Eloquent and moving, I thought.
A father speaks for his son
02.24.2011 Times Union
My son, Furkan, was killed in May by the Israeli military while attempting to deliver humanitarian aid by sea to the Gaza Strip. As he was just 19, he asked his mother and me for our permission to participate. Our decision will be with us for the rest of our lives.
We could not crush his humanitarian impulse and say no to him. Parents the world over wrestle with questions of when to let their children pursue their dreams, and most reluctantly let go as their children enter early adulthood. We did the same and took parental satisfaction in his concern for others. But never did I imagine that the Israeli military would storm his ship, killing Furkan and eight others, and then blame our son and his co-passengers for their own deaths.
It is my responsibility to speak for my son and voice his concern for Palestinians in Gaza. It is my responsibility to stand up to an Israeli propaganda effort that has attempted to paint our beautiful child as a fanatic and not the caring young man we knew him to be.
Every major American TV network looped cherry-picked Israeli Defense Forces video of the events on the Mavi Marmara. Now it is my turn to travel to the United States, speak on my son’s behalf and attempt to achieve a measure of justice for him.
I will forever be proud of my son. He was a humanistic and conscientious child and a fine young man. I remember Furkan as unfailingly polite, helpful and generous.
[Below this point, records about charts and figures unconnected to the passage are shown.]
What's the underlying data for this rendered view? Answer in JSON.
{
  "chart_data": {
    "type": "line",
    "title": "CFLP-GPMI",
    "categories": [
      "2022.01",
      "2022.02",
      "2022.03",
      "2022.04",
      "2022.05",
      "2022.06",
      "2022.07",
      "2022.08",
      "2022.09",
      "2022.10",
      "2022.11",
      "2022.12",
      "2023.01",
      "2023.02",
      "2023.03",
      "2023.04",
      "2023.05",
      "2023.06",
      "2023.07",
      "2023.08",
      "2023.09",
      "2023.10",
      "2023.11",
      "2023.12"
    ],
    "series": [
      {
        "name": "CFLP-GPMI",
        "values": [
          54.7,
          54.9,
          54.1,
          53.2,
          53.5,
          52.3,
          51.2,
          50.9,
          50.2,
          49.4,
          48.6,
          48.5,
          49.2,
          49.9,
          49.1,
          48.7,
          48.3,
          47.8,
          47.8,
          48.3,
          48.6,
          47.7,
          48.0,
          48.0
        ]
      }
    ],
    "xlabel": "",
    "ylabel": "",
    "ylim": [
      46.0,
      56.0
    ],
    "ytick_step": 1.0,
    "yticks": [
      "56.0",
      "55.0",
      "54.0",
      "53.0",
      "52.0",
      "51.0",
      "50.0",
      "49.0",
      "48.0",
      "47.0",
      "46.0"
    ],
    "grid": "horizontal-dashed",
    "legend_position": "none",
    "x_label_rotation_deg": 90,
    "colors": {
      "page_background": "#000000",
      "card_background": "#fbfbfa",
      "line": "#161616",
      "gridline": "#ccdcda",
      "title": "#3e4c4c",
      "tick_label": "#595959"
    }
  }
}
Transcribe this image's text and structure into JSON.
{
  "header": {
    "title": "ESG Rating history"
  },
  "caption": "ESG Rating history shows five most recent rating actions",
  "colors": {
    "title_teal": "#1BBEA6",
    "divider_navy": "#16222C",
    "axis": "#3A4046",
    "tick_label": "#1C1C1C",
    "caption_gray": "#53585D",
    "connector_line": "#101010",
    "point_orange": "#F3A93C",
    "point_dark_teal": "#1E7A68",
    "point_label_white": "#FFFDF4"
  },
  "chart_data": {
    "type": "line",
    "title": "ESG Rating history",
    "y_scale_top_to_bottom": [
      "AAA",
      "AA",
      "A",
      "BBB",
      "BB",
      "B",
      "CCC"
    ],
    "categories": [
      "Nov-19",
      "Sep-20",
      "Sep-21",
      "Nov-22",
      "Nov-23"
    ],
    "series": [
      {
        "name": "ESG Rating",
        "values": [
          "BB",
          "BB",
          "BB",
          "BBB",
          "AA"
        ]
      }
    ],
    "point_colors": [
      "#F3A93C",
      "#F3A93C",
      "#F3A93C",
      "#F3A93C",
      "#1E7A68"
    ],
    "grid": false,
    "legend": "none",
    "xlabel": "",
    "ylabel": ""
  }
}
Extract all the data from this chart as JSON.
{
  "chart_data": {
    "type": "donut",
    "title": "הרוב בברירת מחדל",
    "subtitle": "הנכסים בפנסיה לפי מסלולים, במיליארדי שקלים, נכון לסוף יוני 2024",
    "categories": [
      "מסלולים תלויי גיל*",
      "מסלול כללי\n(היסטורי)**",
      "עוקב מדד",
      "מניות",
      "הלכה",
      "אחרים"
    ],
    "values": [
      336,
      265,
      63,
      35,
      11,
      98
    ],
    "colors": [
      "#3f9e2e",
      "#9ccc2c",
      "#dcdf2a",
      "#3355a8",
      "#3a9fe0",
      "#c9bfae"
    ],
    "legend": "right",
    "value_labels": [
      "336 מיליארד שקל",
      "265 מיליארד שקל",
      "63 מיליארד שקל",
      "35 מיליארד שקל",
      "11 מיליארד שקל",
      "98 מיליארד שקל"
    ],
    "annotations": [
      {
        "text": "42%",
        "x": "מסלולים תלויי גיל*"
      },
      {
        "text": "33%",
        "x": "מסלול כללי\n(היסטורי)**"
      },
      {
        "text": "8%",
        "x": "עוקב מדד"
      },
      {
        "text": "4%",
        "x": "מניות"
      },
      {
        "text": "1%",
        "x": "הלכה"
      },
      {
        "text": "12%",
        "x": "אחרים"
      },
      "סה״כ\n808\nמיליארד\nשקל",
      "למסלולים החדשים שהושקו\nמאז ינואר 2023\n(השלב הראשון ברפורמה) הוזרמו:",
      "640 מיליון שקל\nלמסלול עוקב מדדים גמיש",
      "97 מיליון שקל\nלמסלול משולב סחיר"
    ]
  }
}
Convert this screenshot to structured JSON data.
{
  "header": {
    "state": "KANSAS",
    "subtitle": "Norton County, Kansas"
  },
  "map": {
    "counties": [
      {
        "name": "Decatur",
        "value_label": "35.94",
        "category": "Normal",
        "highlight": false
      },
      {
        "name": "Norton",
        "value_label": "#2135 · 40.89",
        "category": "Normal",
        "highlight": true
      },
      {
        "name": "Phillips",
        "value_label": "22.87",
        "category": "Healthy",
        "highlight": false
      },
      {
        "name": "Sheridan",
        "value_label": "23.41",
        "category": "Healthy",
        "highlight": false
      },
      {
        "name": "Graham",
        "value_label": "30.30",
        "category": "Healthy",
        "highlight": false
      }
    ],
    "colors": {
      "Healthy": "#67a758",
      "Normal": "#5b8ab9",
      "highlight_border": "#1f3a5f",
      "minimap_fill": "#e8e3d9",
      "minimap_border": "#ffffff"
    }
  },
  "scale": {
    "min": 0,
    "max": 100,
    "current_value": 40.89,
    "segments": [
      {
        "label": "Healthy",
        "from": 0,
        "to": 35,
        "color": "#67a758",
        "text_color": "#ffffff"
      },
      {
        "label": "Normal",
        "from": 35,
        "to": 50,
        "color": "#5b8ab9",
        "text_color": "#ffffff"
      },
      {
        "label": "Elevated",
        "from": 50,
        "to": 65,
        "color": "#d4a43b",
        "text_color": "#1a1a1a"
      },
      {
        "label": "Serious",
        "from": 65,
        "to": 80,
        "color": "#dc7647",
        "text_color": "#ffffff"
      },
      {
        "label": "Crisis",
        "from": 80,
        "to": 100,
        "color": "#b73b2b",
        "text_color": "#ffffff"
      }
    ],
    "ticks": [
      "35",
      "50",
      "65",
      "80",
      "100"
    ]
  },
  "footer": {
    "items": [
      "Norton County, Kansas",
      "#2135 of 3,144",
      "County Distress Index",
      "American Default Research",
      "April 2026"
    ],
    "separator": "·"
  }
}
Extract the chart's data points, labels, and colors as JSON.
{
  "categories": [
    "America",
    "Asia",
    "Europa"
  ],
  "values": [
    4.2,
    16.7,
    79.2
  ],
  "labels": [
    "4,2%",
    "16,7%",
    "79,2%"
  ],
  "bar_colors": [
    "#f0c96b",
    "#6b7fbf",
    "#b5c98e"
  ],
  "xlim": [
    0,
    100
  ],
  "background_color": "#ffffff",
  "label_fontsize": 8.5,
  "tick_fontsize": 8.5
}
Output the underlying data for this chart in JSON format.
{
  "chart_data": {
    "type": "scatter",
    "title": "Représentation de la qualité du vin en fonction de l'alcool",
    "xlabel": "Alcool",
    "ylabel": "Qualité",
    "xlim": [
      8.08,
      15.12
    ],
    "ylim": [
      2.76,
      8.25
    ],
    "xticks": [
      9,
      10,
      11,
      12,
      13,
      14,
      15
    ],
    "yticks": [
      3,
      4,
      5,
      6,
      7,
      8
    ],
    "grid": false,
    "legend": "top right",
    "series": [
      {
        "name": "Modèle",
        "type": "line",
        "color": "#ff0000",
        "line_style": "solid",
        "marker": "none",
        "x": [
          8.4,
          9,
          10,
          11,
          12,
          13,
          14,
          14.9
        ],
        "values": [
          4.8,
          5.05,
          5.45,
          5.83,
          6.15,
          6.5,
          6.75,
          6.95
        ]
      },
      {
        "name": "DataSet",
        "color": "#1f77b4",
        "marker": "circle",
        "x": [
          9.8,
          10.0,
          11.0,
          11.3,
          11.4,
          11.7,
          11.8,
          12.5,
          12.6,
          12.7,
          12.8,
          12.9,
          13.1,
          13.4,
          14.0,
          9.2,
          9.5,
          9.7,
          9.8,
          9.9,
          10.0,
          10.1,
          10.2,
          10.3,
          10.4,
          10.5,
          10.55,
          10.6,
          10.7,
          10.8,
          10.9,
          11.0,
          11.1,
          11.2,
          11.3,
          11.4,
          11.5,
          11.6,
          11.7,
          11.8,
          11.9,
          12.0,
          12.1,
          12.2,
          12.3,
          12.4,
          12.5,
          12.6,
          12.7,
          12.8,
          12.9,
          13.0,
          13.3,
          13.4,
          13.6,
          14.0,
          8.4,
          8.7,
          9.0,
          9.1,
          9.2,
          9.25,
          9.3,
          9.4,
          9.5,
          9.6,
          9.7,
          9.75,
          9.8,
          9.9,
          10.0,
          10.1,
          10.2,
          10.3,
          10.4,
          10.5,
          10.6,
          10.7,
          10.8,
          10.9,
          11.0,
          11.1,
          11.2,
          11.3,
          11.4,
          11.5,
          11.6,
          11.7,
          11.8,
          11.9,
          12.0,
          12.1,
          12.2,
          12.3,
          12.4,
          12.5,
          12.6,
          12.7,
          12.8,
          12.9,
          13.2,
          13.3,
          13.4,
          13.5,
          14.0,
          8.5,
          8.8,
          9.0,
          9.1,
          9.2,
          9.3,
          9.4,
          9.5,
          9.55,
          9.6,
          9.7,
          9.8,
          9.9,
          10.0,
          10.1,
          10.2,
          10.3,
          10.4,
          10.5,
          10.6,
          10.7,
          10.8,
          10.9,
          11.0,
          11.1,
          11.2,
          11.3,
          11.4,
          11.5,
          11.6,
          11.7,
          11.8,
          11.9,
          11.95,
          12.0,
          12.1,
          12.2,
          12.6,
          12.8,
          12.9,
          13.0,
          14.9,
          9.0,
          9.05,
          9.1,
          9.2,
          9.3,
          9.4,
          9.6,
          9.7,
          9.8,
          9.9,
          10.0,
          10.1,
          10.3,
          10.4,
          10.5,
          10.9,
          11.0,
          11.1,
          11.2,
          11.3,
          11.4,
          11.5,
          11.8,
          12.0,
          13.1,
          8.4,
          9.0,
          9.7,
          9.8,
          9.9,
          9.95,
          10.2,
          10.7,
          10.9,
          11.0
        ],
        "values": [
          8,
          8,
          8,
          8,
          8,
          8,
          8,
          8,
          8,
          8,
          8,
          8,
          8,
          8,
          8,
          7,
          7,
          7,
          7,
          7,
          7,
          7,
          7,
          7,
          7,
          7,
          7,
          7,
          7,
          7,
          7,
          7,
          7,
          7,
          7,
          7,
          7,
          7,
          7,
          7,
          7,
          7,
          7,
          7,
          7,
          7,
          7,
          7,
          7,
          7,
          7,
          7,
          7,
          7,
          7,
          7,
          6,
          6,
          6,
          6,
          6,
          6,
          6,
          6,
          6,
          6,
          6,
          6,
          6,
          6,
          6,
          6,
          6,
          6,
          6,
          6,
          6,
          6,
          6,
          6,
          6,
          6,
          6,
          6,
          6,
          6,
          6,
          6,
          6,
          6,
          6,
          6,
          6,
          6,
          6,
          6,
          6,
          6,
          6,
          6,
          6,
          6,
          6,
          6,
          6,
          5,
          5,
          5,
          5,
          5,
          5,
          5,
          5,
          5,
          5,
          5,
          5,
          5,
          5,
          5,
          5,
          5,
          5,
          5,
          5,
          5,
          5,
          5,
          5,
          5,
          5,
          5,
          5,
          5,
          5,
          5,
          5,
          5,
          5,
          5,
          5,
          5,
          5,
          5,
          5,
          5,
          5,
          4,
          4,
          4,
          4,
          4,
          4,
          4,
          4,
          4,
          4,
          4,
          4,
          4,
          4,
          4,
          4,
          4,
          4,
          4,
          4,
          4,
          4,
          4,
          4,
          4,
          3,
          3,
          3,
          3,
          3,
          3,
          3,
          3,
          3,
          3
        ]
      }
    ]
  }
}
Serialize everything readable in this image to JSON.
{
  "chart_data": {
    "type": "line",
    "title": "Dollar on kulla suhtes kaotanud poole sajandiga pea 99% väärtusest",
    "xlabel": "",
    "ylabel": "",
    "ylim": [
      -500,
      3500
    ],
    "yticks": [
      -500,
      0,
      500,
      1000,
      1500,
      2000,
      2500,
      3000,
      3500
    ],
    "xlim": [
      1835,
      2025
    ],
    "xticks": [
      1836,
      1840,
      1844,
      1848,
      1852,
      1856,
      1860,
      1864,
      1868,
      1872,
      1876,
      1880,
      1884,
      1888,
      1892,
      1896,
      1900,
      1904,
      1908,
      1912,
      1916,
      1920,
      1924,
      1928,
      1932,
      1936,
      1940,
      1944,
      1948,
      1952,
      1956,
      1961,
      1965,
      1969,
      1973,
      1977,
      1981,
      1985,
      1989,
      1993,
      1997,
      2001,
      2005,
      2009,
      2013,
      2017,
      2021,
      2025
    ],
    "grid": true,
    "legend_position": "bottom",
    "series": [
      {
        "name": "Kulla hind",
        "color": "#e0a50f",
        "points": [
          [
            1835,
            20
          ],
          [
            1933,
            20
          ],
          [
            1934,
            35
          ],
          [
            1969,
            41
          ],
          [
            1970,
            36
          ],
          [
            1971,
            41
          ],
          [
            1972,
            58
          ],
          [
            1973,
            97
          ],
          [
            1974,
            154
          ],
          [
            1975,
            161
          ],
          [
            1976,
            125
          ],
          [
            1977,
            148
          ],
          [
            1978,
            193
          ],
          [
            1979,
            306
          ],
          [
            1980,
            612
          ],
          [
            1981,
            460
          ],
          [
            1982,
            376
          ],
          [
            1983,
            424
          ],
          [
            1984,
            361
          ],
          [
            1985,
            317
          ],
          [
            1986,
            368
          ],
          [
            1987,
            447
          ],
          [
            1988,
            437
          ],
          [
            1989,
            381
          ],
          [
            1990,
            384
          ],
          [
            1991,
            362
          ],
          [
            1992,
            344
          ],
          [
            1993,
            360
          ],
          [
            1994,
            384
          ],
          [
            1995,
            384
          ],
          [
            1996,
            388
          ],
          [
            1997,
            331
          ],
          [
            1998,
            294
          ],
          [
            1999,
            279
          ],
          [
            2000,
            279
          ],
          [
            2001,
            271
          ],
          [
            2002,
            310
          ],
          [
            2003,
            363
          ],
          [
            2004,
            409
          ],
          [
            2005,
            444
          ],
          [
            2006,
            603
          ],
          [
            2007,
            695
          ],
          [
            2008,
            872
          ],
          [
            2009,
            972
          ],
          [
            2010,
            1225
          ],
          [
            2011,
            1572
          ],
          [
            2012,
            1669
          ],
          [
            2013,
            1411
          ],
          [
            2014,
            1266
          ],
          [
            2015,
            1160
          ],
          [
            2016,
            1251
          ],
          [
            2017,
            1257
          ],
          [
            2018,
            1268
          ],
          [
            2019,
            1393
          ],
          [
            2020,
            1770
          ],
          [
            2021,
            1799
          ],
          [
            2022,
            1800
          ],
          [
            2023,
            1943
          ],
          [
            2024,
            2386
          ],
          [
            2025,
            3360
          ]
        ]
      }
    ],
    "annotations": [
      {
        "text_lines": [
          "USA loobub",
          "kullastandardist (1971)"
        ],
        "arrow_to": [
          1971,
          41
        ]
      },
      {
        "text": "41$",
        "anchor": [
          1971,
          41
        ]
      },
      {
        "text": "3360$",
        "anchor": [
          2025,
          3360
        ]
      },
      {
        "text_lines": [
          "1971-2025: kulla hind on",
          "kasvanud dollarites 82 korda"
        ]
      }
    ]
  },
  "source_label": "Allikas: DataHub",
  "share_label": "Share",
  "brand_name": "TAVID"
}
He disliked violence his entire life.
Deeply concerned by the plight of Palestinians suffering under the Israeli siege, he was determined to take humanitarian aid there with his own hands and give it to the children of Gaza. Furkan was well aware that the Israeli siege had made approximately 80 percent of Palestinians in Gaza dependent on aid and that educational opportunities for children were being foreclosed for lack of schools and textbooks.
He wanted to breathe the same air as these children, commiserate and make life a bit more bearable for them.
In recent years, he became alert to the injustices to which Israel subjects Palestinians — the siege of Gaza, the two-tiered legal system that discriminates against Palestinians and the colonization of the West Bank that strips Palestinians of their land and the potential for a Palestinian state.
But Furkan’s particular sensitivity was always for the children, especially those killed and injured despite their obvious innocence. The killing of more than 300 Palestinian children during the 2008-2009 Israeli assault on Gaza profoundly influenced him and motivated him to participate in the humanitarian flotilla to Gaza. He was determined to find a solution to their need — to do something, to not look away as too much of the world was doing.
He never got the chance. While filming the Israeli takeover of his ship, he was shot five times and died on board.
Though Furkan was an American citizen born in Troy, American officials jumped to take Israel’s side, notwithstanding clear evidence that Israel selectively released footage to exonerate its soldiers for the deadly mayhem they unleashed while storming the humanitarian ship in the dead of night.
The Obama administration’s failure to support my son and my family’s humanitarian concern for Palestinians comes from the same misguided policy that has led to decades of support for Middle East autocrats and Israeli governments that have long oppressed Palestinians.
And the American position seems oblivious to the findings of the fact-finding mission of the Office of the United Nations High Commissioner for Human Rights.
The mission determined that the “circumstances of the killing of at least six of the passengers were in a manner consistent with an extra-legal, arbitrary and summary execution.” My son’s name was included among the six.
Faced with such facts, what family would not push Furkan’s government to take up his case? I am in Washington and New York City this week, not only to champion justice for my son, but also to remind Washington that the U.N. mission concluded that “a humanitarian crisis existed” in May 2010 in Gaza and that “for this reason alone the blockade is unlawful.”
Furkan, though young, also saw the bigger picture. He sought not simply humanitarian relief for Palestinians, but also freedom from Israeli subjugation. With freedom advancing in Tunisia, Egypt, and around the Gulf, Palestinians’ long efforts to free themselves from Israeli domination are also worthy of recognition and support.
Ahmet Dogan studied at Rensselaer Polytechnic Institute. He is an assistant professor of accounting at Erciyes University in Kayseri, Turkey.